Selon Gabriel Thimote, directeur général du département de la santé, l’eau des petits sacs bleus, qui porte la mention "purifiée", n’est peut-être pas bonne pour la santé.
Des rumeurs circulaient mardi en Haïti, prétendant que des soldats népalais de l’ONU étaient la source de l’épidémie à Mirebalais, sur un affluent de l’Artibonite qui a sa source dans la montagne et coule vers la côte. La Mission des Nations unies en Haïti (Minustah) a démenti très rapidement ces rumeurs : certains croient "que des matières organiques humaines jetées dans une rivière à Mirebalais par la Minustah sont à l’origine de l’épidémie de choléra en Haïti (...), mais (la mission) utilise en fait sept fosses septiques" situées loin de la rivière.
Jacklin Anore, un homme à la forte carrure de 24 ans, est allongé sur un lit d’hôpital, ne pouvant pratiquement plus bouger. Une infirmière lui verse de l’eau sur la tête et il a à peine la force de susurrer "merci".

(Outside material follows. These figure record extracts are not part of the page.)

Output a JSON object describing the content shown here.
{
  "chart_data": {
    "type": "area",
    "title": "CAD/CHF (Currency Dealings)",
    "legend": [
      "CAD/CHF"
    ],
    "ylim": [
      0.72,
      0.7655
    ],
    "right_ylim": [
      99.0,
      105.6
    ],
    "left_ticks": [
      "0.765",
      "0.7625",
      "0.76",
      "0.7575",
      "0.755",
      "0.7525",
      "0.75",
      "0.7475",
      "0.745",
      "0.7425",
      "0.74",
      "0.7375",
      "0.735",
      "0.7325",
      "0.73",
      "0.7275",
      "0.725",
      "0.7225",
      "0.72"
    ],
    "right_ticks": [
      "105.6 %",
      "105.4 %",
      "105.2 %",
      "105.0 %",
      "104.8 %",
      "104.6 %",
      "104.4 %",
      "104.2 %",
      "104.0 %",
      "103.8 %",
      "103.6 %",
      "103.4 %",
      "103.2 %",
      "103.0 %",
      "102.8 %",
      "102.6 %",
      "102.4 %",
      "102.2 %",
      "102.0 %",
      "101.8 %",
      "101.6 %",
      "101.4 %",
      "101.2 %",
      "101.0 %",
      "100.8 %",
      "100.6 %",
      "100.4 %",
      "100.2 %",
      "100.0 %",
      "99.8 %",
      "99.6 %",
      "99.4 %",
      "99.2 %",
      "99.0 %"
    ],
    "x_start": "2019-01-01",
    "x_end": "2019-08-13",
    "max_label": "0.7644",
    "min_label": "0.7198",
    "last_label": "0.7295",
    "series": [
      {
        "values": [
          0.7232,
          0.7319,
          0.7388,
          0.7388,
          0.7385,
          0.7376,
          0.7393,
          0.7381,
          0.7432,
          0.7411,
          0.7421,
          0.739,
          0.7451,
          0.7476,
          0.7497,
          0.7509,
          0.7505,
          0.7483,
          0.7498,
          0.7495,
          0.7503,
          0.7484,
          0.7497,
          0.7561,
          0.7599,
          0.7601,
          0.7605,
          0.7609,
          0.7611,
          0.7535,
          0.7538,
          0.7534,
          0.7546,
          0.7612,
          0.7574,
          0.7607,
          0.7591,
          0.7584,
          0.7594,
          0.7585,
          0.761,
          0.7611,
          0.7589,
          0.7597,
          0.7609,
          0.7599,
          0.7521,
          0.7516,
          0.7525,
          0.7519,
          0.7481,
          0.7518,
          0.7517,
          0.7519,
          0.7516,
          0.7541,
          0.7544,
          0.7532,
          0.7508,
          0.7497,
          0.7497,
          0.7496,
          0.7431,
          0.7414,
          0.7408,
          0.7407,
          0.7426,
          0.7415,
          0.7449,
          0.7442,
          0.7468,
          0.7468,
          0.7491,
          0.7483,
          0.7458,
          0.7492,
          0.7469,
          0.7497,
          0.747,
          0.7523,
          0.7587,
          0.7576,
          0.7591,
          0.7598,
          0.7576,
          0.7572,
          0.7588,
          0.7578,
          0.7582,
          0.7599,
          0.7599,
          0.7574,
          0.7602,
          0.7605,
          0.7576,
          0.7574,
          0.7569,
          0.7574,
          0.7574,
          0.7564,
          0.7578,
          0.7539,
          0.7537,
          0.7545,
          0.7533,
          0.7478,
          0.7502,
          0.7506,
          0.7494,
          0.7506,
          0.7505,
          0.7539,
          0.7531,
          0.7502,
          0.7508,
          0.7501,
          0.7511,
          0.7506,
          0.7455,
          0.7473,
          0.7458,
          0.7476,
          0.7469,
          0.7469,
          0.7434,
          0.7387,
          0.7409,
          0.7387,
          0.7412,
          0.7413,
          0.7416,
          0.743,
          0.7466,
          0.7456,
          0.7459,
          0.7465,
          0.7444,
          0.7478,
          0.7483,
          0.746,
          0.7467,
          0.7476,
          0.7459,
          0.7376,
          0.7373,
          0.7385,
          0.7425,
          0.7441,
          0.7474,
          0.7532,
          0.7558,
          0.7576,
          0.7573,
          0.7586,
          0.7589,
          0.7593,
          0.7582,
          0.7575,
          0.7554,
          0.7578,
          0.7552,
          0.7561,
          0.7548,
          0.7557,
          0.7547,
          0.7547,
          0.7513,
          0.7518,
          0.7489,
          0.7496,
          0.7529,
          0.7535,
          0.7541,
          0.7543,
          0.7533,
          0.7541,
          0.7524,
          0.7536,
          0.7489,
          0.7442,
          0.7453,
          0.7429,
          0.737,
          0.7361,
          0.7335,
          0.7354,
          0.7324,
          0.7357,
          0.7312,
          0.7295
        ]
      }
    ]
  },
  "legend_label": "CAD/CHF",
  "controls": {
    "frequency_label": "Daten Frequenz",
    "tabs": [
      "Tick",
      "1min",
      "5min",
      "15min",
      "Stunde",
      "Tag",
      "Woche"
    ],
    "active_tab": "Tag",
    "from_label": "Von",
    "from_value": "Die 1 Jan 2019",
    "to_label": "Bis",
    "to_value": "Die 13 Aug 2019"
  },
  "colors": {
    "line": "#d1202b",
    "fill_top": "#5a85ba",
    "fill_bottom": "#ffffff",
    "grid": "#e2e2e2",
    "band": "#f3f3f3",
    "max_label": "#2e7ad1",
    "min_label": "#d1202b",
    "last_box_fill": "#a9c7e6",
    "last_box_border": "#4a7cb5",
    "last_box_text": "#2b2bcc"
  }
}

L’ONG Médecins sans frontière (MSF) a recommandé mardi "la vigilance malgré quelques signes positifs" dans l’évolution de la situation. Le nombre de cas de choléra est en train de diminuer fortement, assurent les médecins de L’Arcahaie, ville côtière au sud du centre de l’épidémie situé à Saint-Marc, à 48 km de Port-au- Prince.
Les malades les moins touchés sont installés sur des bancs dans la cour de l’hôpital. Des ouvriers portant des masques sont en train de construire une nouvelle aile de l’hôpital.
Au total, 250 malades sont venus demander des soins à L’Arcahaie le 19 octobre. Mais ce nombre est tombé à 10 ou 15 mardi, selon des responsables sanitaires. Trois personnes, dont deux jeunes garçons lundi, sont morts à l’hôpital Nicolas-Armand.
"La situation reste très grave et les gens continuent à arriver", lance une Cubaine qui travaille à l’hôpital.